You can read Wallace’s full statement below:
Yesterday, New York State released updated guidance on safety protocols for childcare programs and summer camps that blindsided many providers and parents. Under the new regulations, children as young as 2 are required to wear masks in most indoor and group settings, which is an abrupt reversal from previous guidance. Childcare providers and the Office of Children and Family Services were not consulted in the process of drafting the guidance, creating needless confusion and contradictory new rules. Additionally, the new guidance, which is effective immediately, gives childcare and summer camp providers no time to review or implement the guidance. I have already reached out to the Governor’s office to relay the frustration currently being experienced by stakeholders and parents, and I urged the Governor and the Department of Health to immediately revise safety guidance for day care and summer camps to be consistent with or less restrictive than earlier guidance.”

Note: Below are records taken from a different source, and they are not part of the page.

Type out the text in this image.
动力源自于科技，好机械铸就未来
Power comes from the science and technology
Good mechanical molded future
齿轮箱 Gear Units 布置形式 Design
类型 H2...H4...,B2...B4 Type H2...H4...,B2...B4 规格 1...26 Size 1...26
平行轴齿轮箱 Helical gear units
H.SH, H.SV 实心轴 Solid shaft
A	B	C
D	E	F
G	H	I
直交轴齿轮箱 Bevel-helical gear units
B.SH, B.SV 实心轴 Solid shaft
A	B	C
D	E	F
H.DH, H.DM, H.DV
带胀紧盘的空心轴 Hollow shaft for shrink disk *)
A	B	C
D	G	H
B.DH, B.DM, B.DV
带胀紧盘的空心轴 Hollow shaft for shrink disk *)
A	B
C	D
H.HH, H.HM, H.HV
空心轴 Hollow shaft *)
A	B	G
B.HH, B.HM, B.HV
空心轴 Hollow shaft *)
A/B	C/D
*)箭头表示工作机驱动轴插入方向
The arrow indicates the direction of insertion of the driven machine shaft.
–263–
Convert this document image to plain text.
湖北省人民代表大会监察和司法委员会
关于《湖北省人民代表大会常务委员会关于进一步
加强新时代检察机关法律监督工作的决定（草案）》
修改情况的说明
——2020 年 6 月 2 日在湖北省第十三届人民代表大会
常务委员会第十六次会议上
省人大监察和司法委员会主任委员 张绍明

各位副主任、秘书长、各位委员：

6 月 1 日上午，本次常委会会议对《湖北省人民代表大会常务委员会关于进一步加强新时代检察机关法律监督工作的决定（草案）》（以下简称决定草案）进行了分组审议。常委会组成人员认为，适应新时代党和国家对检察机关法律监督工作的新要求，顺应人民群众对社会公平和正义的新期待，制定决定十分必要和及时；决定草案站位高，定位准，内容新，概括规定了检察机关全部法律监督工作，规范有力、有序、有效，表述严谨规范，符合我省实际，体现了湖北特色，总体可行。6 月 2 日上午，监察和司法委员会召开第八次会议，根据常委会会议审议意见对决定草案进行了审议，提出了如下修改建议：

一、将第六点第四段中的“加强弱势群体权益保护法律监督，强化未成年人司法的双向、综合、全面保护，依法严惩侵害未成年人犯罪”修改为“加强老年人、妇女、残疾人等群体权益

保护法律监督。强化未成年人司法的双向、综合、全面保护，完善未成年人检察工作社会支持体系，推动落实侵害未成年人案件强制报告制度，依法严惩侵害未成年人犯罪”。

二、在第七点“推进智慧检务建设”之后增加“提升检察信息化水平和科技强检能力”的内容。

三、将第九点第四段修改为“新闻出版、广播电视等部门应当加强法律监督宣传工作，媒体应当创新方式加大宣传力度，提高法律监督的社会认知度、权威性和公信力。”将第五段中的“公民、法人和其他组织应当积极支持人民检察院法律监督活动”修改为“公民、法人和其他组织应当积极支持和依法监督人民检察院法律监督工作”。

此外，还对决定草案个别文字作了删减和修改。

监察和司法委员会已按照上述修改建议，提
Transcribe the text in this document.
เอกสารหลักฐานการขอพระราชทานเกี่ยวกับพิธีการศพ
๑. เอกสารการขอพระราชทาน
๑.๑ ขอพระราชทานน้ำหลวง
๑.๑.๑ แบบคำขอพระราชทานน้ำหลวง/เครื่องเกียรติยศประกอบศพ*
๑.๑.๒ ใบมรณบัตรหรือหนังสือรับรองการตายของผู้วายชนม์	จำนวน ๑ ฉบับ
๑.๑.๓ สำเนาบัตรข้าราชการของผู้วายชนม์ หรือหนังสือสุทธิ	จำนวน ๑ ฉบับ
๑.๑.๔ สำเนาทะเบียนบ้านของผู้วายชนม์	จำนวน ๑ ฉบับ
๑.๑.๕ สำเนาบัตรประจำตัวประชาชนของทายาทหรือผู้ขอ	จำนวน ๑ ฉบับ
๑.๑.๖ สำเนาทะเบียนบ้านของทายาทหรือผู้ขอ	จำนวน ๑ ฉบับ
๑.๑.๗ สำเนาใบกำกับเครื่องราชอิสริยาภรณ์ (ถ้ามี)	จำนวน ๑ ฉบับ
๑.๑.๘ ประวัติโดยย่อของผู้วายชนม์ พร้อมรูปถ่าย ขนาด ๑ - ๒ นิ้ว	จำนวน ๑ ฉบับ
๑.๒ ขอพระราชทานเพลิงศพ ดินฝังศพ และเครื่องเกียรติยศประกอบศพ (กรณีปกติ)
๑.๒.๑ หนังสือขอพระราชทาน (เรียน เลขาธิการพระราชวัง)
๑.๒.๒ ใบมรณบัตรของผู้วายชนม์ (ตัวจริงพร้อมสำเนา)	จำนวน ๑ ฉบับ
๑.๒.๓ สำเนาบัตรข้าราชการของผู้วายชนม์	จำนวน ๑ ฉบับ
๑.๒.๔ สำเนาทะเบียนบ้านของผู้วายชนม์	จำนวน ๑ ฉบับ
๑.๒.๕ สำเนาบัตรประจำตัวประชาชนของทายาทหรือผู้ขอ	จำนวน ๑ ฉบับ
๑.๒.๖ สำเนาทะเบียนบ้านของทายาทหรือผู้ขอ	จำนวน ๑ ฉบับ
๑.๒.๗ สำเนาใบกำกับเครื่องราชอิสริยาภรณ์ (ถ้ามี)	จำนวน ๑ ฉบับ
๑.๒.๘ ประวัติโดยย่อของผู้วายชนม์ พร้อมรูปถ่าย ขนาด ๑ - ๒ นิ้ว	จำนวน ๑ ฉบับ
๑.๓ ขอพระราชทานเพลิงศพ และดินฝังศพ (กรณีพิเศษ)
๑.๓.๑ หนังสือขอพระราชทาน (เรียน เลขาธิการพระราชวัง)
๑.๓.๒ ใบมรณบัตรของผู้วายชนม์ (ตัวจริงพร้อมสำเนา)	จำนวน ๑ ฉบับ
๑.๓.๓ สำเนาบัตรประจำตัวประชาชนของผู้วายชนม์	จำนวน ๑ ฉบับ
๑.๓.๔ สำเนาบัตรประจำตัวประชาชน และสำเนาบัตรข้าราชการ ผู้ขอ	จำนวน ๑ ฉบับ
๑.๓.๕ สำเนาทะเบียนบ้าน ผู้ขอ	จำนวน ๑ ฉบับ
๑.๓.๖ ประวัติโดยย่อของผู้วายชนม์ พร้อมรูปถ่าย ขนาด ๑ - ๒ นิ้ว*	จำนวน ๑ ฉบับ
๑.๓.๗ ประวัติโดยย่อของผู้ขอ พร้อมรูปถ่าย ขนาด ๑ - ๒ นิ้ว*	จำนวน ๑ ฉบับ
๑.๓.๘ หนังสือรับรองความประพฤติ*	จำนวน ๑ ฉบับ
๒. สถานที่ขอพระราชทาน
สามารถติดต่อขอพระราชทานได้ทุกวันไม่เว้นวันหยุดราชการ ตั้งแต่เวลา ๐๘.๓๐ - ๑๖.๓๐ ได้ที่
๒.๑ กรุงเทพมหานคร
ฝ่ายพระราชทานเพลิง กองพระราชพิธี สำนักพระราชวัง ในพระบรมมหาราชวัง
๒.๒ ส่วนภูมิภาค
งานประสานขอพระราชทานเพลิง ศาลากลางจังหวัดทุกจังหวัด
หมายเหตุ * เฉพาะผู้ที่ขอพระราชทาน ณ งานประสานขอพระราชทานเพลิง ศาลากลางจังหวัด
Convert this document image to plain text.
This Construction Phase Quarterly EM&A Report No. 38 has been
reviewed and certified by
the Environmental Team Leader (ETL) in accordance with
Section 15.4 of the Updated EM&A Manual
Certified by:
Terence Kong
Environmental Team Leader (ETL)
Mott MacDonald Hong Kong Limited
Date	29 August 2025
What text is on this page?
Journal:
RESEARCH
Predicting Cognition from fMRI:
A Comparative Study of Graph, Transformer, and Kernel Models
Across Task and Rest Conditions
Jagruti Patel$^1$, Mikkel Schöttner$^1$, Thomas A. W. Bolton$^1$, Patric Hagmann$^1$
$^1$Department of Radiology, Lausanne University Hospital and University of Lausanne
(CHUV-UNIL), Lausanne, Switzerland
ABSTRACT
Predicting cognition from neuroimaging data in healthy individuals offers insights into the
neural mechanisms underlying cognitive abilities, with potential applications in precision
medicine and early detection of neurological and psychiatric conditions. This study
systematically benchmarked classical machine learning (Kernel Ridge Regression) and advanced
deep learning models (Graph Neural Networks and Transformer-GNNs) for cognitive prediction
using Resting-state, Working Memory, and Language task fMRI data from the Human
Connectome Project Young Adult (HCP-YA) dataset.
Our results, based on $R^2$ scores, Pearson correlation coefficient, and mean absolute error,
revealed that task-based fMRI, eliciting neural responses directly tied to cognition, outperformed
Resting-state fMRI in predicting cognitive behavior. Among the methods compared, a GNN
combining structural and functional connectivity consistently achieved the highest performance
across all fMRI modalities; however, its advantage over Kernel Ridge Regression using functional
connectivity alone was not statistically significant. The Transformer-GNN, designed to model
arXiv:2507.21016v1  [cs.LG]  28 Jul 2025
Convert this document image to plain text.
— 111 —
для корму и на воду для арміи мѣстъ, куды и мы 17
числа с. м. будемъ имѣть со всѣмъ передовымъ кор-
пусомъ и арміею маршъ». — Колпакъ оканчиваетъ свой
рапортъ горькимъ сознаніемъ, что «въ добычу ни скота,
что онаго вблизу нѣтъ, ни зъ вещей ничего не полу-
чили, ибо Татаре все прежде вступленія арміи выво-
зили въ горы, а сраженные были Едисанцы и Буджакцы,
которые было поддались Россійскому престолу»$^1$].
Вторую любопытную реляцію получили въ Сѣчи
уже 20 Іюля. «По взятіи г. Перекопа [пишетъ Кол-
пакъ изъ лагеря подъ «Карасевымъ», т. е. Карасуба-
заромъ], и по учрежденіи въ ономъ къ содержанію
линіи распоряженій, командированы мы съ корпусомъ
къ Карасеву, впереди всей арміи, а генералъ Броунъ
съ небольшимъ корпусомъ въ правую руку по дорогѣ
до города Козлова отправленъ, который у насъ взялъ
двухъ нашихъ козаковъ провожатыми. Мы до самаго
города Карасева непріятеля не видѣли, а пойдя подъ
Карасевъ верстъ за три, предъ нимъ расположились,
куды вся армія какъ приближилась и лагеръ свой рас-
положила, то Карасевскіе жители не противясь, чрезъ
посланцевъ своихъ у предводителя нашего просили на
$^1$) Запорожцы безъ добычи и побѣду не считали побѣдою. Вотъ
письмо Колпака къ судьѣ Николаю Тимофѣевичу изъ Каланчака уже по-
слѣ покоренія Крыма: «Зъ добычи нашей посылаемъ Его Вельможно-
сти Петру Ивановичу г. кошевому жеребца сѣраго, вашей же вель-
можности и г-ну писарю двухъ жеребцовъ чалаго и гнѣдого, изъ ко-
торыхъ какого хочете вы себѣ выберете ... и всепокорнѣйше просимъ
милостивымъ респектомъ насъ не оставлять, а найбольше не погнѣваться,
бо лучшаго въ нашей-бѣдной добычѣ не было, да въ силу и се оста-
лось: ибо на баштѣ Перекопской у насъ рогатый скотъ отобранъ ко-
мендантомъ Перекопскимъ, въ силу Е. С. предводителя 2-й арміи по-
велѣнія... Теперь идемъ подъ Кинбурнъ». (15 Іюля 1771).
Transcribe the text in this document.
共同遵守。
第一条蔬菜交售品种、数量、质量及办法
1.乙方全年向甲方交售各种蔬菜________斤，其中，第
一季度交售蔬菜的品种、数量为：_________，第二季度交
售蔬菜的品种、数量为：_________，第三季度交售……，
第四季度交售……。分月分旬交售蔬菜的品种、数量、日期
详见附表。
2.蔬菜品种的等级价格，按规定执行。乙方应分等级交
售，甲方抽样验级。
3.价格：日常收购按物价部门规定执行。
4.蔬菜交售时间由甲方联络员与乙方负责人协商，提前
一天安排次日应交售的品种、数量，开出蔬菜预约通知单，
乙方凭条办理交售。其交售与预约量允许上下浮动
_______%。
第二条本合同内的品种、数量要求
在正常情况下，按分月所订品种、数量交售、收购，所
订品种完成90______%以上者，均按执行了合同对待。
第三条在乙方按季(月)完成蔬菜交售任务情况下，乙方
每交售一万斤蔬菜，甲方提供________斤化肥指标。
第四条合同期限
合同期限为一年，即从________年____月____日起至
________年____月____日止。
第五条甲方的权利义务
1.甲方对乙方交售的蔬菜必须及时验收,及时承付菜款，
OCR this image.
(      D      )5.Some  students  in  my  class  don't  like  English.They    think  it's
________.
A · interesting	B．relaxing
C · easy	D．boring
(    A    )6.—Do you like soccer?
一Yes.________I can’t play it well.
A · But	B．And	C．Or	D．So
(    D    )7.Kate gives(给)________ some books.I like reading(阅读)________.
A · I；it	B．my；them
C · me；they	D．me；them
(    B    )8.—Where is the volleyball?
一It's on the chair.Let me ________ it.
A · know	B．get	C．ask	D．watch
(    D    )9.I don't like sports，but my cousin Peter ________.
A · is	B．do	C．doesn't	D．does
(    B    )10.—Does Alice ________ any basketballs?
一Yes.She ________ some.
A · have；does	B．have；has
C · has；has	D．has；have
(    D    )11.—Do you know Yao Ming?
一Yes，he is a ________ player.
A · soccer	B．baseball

Assemblymember Monica Wallace
Senator George Borrello also chimed in on the governor’s mask mandate for children saying:
Just when New Yorkers thought we were moving beyond the reach of the Governor’s crazy, arbitrary edicts, he struck again yesterday with the outrageous mandate that children as young as two years old in daycare settings must wear masks. Child care providers and parents are understandably confused and upset with this sudden change as COVID infection rates are near record lows and mask wearing mandates are disappearing. Not even at the height of the pandemic were toddlers in day care forced to wear masks, because of the obvious difficulty of enforcing such a rule as well as the low risks for the younger population. Day care centers have been sent into a frenzy communicating these new rules to angry parents and trying to determine how they will make this ludicrous concept work. If the Democrat majorities in the Senate and Assembly hadn’t extended the Governor’s emergency authority, this insanity would have been a thing of the past. Instead, here we are, trying desperately to move forward and free ourselves from senseless restrictions, while our Governor continues to hold us back to maintain his power. If the administration doesn’t rescind this, the Legislature’s leadership must, as soon as possible.”
Senator George Borrello
See what Assemblymember Pat Burke had to say:
“As a father of three, the idea that children as young as two years old would be
required to wear masks at summer camps and daycare is frustrating and nonsensical. At a
time where we are easing mask restrictions statewide and seeing the lowest Covid
infection rates in months, this new guidance came as a shock to me as well as many
parents and childcare providers.”
“I want to make it perfectly clear that I am opposed to the new, restrictive mask
guidelines that are a sharp change from the guidance daycare providers have been
following throughout the pandemic. New York State must work with camps and childcare
providers to find a solution that both makes sense and keeps our kids safe. I am fighting
against this policy and I will take any action I can to reverse this misguided decision.”